The scientists in their research attempt will try to understand the internal working of the ocean ecosystems at a cellular level in different parts of the Indian Ocean going as far as the Australian coast in the Southern hemisphere and sailing back to the Western coast of the country after exploring the Pakistani coast.
In a major development towards understanding the internal working of various life ecosystems in the Indian Ocean, 30 scientists from the National Institute of Oceanography (NIO), Panaji are going on a three months voyage into the Indian Ocean. The scientists aided with another 30 crew members will board the research vessel Sindhu Sadhan and enter the ocean from the East coast of the country and explore over 10000 nautical miles of the ocean, the Indian Express reported. The scientists in their research attempt will try to understand the internal working of the ocean ecosystems at a cellular level in different parts of the Indian Ocean going as far as the Australian coast in the Southern hemisphere and sailing back to the Western coast of the country after exploring the Pakistani coast.
The research which has been conceptualised after the groundwork of last 2-3 years will expend about Rs 25 crore in the whole expedition and would take at least three years to produce the intended results of the research, NIO Director Sunil Kumar Singh was quoted as saying by the Indian Express.
NIO Indian Ocean Mission Objectives
The research team which will get into the ocean from the Visakhapatnam port on the Eastern coast of the country will gather genome samples of varied microorganisms inhabiting the Indian Ocean including that of bacteria and other microbes. With the genome findings at hand, the researchers will then try to gauge the impact of climate change, increasing pollution and nutrient stress on these micro-organisms. The researchers will collect samples from different patches and regions of the Indian ocean at a depth range of about 5000 metres
What will scientists do with genome sequencing?

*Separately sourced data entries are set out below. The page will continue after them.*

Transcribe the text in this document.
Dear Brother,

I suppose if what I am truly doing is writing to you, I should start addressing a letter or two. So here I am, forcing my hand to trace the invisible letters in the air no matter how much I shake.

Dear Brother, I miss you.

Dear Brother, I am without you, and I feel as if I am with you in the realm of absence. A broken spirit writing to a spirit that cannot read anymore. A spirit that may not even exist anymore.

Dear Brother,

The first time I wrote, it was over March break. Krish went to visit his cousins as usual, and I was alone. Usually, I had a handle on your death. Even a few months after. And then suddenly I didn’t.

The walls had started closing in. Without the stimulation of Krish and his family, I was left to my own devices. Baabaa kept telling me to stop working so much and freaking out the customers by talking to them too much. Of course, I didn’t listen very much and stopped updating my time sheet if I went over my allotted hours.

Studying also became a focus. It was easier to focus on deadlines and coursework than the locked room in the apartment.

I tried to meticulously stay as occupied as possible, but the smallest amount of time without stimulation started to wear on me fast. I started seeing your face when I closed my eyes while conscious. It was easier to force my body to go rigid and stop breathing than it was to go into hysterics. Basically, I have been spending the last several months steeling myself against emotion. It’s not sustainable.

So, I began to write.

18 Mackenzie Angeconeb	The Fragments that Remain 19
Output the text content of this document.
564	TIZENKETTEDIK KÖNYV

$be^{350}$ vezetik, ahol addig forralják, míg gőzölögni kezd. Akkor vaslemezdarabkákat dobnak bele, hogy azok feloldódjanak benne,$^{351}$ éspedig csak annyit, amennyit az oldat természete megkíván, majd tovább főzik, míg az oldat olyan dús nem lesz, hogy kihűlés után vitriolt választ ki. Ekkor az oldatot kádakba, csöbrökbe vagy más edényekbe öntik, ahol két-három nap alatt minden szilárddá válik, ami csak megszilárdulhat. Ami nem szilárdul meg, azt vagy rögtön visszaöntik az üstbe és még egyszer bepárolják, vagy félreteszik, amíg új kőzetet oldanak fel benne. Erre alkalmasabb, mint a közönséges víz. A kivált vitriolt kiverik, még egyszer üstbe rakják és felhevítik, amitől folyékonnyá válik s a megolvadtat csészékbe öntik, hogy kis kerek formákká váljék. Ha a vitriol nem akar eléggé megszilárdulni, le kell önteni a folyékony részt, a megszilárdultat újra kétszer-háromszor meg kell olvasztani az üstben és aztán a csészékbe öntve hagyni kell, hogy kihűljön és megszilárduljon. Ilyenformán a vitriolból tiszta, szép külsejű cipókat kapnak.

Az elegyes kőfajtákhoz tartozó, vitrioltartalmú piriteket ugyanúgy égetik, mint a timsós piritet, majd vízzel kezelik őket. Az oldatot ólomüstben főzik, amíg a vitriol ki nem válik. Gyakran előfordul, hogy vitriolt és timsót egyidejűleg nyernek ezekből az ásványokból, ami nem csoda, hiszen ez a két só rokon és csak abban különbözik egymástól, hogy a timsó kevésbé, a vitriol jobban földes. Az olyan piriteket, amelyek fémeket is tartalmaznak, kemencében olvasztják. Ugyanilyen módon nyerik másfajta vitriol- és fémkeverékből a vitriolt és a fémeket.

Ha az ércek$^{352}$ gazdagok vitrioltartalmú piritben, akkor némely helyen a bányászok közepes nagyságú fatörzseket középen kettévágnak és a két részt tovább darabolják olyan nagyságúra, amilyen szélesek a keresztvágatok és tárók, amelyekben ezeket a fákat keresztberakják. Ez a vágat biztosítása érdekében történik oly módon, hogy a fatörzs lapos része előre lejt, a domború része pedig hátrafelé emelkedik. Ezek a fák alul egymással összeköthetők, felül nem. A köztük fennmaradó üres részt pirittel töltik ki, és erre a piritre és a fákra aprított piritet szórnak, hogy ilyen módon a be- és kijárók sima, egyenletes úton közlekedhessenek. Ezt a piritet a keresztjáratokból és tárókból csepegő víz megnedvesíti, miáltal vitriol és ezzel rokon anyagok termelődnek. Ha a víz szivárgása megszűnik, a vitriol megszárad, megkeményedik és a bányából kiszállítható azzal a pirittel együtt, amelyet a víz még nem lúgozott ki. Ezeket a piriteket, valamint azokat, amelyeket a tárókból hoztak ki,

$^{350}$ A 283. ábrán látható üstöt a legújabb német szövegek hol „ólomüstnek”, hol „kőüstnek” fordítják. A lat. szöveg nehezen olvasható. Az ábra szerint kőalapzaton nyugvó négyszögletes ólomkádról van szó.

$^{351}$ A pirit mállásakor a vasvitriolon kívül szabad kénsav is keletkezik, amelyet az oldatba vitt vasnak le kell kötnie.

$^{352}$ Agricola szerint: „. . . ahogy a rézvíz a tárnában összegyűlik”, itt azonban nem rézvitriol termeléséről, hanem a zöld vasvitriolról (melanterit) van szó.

Director Singh told the Indian Express that the sequencing will aid the scientists understand and identify factors responsible for the changes in the RNA, DNA of the ocean living organisms and also help them identify stressors or factors which are responsible for the current state of the microorganisms. The scientists will also try to understand the abundance and lack of a particular set of minerals in different patches of the ocean which could be utilised in the mitigation strategies to improve the ocean ecosystems.
Research on impact of trace metals on Indian Ocean
Trace metals like cadmium or copper are understood to enter the oceans through various sources including from run-off water flowing from industrial areas and other human habitations. In addition to the continental runoff water, atmospheric deposition and hydrothermal activities are also understood to be responsible for the addition of trace metals into the oceans. While some of these trace metals and other nutrients are essential for oceanic productivity, many of them can cause harm to the ocean ecosystem. The scientists will try to gauge the holistic impact of such materials on the Indian Ocean through the findings of the research.
How will scientists collect samples from deep oceanic surfaces?
Scientists lodged on the vessel will release Kevlar cables(up to 8 km long) deep down into the ocean to collect the samples from the oceanic surfaces. The Kevlar cables will be attached with a set of 24 teflon coated bottles that have a capacity to carry about 12 litres of oceanic water containing the vital samples. While some of the collected samples will be taken under scrutiny there and then on the ship, many samples will be stored under refrigerated conditions and brought back to the shore and experiments on those samples will be conducted in the laboratories.